Micro Editors

There are many different useful editors who help article authors prepare content for publication on web resources. But unfortunately, it is often the case that the best is the enemy of the good, and you have to use not very convenient programs that instead of taking and sharpening “your” editor for the necessary goals. My approach to this issue is to write my editor. In this post, I want to tell you about how and what features I implemented.

Content

Autogenerated content

If you take the same Microsoft Word, then there is for example the ability to add content (table of contents) or a link (references / endnotes / footnotes) to the text. To publish on web resources, these features are sometimes needed, although not all portals support, for example, named links. But nevertheless, two features that I managed to add to my editor are the autogeneration of a TOC and a list of links (“notes”).
')

Content

The list of content items is shown a bit higher in this post.

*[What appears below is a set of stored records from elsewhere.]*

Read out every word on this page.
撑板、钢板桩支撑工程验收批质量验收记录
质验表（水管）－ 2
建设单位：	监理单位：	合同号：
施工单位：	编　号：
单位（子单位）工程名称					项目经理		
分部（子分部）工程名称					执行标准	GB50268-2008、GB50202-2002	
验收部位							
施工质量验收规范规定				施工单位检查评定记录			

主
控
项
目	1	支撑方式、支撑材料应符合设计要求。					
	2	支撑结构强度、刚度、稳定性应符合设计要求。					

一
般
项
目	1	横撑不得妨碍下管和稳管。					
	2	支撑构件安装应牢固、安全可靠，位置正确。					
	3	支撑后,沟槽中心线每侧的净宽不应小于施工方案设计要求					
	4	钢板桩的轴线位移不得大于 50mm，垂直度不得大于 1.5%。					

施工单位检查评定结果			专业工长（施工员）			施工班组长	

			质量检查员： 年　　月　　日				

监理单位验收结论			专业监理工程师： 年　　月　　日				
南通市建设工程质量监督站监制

Its essence is to allow quick navigation through the elements of a post or article. Naturally, this list is autogenerated using the H1 - H8 tags, which it finds in the document. Simply tears them out, finds the topmost level of the header (for example, for Habr it is H3 ), and makes the corresponding lists using nested UL and LI elements. This is not very safe, but such a simple expression is used to search for headers:

var r = new Regex( "<h([^<]+)>(.+)</h.>" ); 

The content is useful mainly for large posts, for example if you are writing an article on CodeProject . By the way, I note that if there are no headers, then the content is not created. And the header level of the content (if any) always corresponds to the top level of the header in the file.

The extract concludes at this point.